The composition date of the present work is unknown. Unlike many of the composer's other symphonies it did not find its way into any contemporary thematic catalogues and only a single set of MS parts is extant; these are preserved in Stift Kremsmnster, an important source for Dittersdorf 's symphonies, under the shelfmark Ser.H.Fasc.24.Nr.261: "Sinfonia in A / a / Due Violini / Due Oboe / Clarini in D / Tympani / Violoncello obl: in Andte / con / Basso / Del Sigre Vanhal". The parts contain numerous copying errors, some of which are serious. The basso and timpani parts are particularly badly copied and even omit large chunks of text. On the basis of these parts performances must have been very trying for both players and audiences.
There are a number of interesting features about the work the most significant of which is its overall structure. Vanhal casts the symphony in a single large-scale movement which is divided into three clear sections, fast-slow-fast. There are a number of deliberate parallels between the first and third sections and the logic of this is made apparent in the closing bars of the finale which see the return of the opening bars of the work, played piano. The solo violoncello, Vanhal's own instrument, adds a subtle colouring to the central section as it doubles the first violins an octave lower. The oboes, by way of contrast, double the violins an octave higher when they are entrusted with melodic material. The clarini and timpani are crooked rather unexpectedly in D. The reason why Vanhal chose to do this may lie in the resources of the orchestra for which the work was written since he makes little real attempt to exploit the advantages created by this move. The outer sections of the work perhaps include a little more of the subdominant than is usual but then the clarini and timpani are omitted entirely from the D-major central section.

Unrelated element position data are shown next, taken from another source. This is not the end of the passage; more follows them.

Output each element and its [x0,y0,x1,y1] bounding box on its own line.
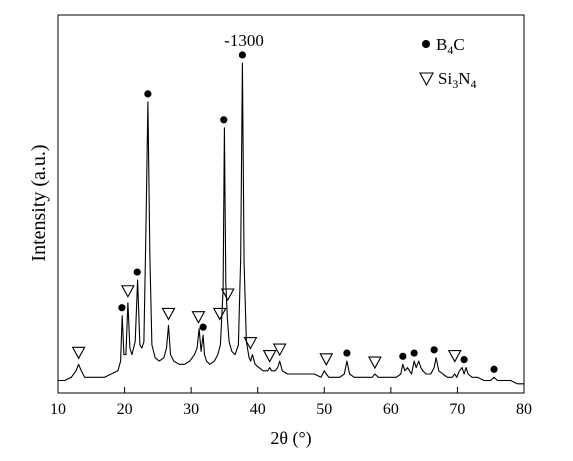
si3n4-marker-9 [319,353,334,366]
legend: B4C Si3N4 [419,35,476,91]
si3n4-marker-2 [161,307,176,321]
si3n4-marker-1 [120,285,135,298]
b4c-marker-8 [410,349,418,357]
si3n4-marker-4 [212,307,227,321]
x-tick-label-30: 30 [183,401,199,418]
x-tick-label-80: 80 [516,401,532,418]
legend-si3n4-marker [419,72,434,87]
b4c-marker-0 [118,304,126,312]
xrd-pattern-line [58,62,524,385]
si3n4-marker-3 [191,311,206,324]
si3n4-marker-7 [262,350,277,363]
si3n4-marker-6 [243,337,258,350]
legend-b4c-marker [422,40,430,48]
x-tick-label-20: 20 [117,401,133,418]
si3n4-marker-5 [220,288,235,302]
x-tick-label-50: 50 [316,401,332,418]
x-tick-label-10: 10 [50,401,66,418]
peak-annotation: -1300 [224,31,264,50]
b4c-marker-5 [238,51,247,59]
x-axis-ticks: 10 20 30 40 50 60 70 80 [50,387,532,418]
legend-b4c-label: B4C [436,35,465,57]
b4c-marker-4 [220,116,228,124]
b4c-marker-9 [430,346,438,354]
b4c-marker-11 [490,365,498,373]
b4c-marker-3 [199,323,207,331]
legend-si3n4-label: Si3N4 [438,69,476,91]
b4c-marker-7 [399,352,407,360]
x-tick-label-60: 60 [383,401,399,418]
x-axis-label: 2θ (°) [270,428,311,449]
x-tick-label-70: 70 [449,401,465,418]
si3n4-marker-0 [71,346,86,360]
y-axis-label: Intensity (a.u.) [28,144,50,261]
si3n4-marker-8 [272,343,287,357]
si3n4-marker-11 [447,350,462,363]
phase-markers [71,51,498,373]
b4c-marker-2 [144,90,152,98]
x-tick-label-40: 40 [250,401,266,418]
si3n4-marker-10 [367,356,382,370]
b4c-marker-10 [460,355,468,364]
b4c-marker-1 [133,268,141,276]
plot-frame [57,14,525,394]
b4c-marker-6 [343,349,351,357]
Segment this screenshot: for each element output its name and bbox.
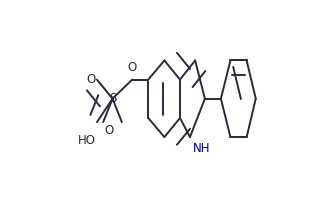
Text: HO: HO: [78, 134, 96, 147]
Text: O: O: [105, 124, 114, 137]
Text: S: S: [109, 92, 116, 105]
Text: O: O: [86, 73, 95, 86]
Text: O: O: [128, 61, 137, 74]
Text: NH: NH: [192, 142, 210, 155]
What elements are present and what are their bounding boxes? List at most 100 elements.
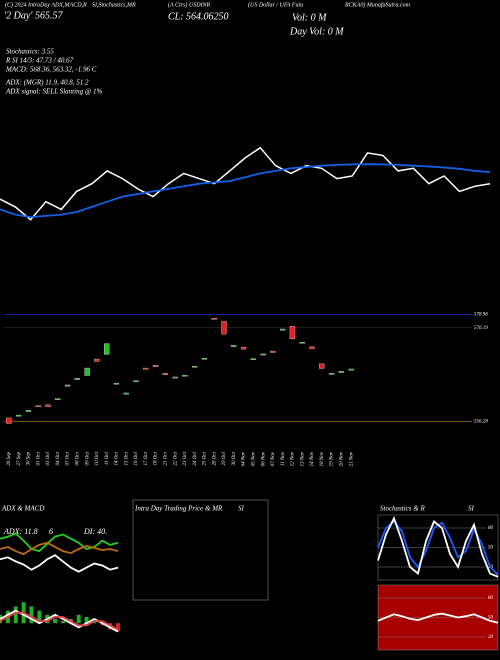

In the absence of the autograph score and an authentic set of parts the edition presents as faithfully as possible the intentions of the composer as transmitted in the sole-surviving source. The notation of articulation and dynamic markings has been standardised throughout, and, where missing from the source, markings have been reconstructed from parallel passages. These are indicated by the use of dotted slurs or brackets where appropriate. Like most eighteenth-century sources, the present manuscript is inconsistent in its notation of appoggiature; these have also been standardised to minimise confusion. Any editorial emendation with no authority from the source is placed within brackets.